Bedtime, doc. Sleep tight. Dream up a dragon and tell me about it in the morning.

Dan knew he was going to cry, but not now. This wasn’t the time. He lifted his own hand to his mouth and returned the kiss.

He looked for a moment longer at what remained of his father. Then he headed down to the parking lot with Billy. When they got there, he looked back once more.

Roof O’ the World was empty.

UNTIL YOU SLEEP

FEAR stands for face everything and recover.

—Old AA saying

ANNIVERSARY

1

The Saturday noon AA meeting in Frazier was one of the oldest in New Hampshire, dating back to 1946, and had been founded by Fat Bob D., who had known the Program’s founder, Bill Wilson, personally. Fat Bob was long in his grave, a victim of lung cancer—in the early days most recovering alkies had smoked like chimneys and newbies were routinely told to keep their mouths shut and the ashtrays empty—but the meeting was still well attended. Today it was SRO, because when it was over there would be pizza and a sheet cake. This was the case at most anniversary meetings, and today one of their number was celebrating fifteen years of sobriety. In the early years he had been known as Dan or Dan T., but word of his work at the local hospice had gotten around (the AA magazine was not known as The Grapevine for nothing), and now he was most commonly called Doc. Since his parents had called him that, Dan found the nickname ironic . . . but in a good way. Life was a wheel, its only job was to turn, and it always came back to where it had started.
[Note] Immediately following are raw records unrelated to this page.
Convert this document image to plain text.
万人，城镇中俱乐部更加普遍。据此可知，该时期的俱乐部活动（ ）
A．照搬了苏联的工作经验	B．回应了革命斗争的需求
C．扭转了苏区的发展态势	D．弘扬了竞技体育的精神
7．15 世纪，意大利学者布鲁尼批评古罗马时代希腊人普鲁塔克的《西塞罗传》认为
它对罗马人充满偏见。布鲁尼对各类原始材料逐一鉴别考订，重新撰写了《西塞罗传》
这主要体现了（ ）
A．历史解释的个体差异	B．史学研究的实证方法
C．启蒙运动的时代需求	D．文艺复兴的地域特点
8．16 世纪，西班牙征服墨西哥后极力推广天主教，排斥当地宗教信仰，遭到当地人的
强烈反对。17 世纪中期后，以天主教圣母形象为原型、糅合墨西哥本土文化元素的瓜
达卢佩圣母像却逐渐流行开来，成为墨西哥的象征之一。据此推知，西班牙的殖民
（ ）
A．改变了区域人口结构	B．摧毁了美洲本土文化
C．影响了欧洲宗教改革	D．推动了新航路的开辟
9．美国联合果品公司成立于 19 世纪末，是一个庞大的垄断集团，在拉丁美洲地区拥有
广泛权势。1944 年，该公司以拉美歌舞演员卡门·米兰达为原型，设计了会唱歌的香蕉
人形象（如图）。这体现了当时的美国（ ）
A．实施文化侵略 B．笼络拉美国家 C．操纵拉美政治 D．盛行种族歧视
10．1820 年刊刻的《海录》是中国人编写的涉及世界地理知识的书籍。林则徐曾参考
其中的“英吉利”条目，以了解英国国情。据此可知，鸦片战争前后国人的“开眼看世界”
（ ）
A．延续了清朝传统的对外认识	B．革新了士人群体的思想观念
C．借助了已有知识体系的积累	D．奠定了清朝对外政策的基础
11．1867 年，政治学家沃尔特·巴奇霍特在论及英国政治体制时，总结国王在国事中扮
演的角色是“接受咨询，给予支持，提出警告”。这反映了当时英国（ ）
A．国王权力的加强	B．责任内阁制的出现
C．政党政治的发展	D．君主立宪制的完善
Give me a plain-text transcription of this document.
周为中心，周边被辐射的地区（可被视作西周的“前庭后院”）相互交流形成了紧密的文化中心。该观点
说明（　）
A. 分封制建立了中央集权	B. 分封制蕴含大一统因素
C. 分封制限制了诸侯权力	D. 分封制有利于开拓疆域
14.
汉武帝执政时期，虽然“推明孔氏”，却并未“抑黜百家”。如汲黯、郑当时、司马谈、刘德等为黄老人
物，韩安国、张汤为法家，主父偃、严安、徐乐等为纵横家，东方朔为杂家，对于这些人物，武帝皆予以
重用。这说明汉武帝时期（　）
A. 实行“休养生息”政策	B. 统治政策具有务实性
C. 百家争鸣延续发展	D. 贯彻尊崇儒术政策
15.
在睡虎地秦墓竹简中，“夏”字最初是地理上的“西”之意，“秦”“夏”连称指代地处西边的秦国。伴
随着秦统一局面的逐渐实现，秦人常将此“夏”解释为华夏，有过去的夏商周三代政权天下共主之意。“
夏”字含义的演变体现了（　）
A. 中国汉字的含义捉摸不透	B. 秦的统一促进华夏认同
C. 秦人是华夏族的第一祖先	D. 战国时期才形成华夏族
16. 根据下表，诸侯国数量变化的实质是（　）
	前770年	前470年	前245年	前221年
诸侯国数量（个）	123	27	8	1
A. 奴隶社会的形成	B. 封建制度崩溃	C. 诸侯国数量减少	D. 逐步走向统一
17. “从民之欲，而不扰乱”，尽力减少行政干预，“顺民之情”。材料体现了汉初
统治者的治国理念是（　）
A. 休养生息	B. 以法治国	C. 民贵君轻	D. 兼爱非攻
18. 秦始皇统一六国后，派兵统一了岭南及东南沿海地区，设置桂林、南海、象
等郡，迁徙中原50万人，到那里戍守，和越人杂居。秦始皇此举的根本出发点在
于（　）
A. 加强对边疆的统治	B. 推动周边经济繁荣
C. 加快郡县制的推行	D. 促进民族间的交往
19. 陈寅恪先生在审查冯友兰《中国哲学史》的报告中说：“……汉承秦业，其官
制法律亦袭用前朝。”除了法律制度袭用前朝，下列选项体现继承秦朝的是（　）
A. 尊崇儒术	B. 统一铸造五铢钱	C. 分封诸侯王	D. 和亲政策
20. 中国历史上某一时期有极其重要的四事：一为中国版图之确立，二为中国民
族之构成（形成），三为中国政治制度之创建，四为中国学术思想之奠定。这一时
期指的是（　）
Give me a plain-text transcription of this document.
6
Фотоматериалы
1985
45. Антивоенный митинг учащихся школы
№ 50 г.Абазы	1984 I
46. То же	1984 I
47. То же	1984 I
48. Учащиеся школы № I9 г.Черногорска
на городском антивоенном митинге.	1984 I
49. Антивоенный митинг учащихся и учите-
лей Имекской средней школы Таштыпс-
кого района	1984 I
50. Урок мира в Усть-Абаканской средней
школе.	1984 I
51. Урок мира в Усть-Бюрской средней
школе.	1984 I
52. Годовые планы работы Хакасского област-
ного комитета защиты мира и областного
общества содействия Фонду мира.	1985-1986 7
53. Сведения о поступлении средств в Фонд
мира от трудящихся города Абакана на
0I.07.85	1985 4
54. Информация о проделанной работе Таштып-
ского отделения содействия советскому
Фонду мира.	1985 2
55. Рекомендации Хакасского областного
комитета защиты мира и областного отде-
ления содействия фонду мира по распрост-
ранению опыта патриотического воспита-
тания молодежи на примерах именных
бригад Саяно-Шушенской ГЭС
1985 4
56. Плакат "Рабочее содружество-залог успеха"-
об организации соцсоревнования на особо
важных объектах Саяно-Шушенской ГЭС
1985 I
A real doctor, this one named John, chaired at Dan’s request, and the meeting followed its usual course. There was laughter when Randy M. told how he had thrown up all over the cop who arrested him on his last DUI, and more when he went on to say he had discovered a year later that the cop himself was in the Program. Maggie M. cried when she told (“shared,” in AA parlance) how she had again been denied joint custody of her two children. The usual clichés were offered—time takes time, it works if you work it, don’t quit until the miracle happens—and Maggie eventually quieted to sniffles. There was the usual cry of Higher Power says turn it off! when a guy’s cell phone rang. A gal with shaky hands spilled a cup of coffee; a meeting without at least one spilled cup of joe was rare indeed.

At ten to one, John D. passed the basket (“We are self-supporting through our own contributions”), and asked for announcements. Trevor K., who opened the meeting, stood and asked—as he always did—for help cleaning up the kitchen and putting away the chairs. Yolanda V. did the Chip Club, giving out two whites (twenty-four hours) and a purple (five months—commonly referred to as the Barney Chip). As always, she ended by saying, “If you haven’t had a drink today, give yourself and your Higher Power a hand.”

They did.

When the applause died, John said, “We have a fifteen-year anniversary today. Will Casey K. and Dan T. come on up here?”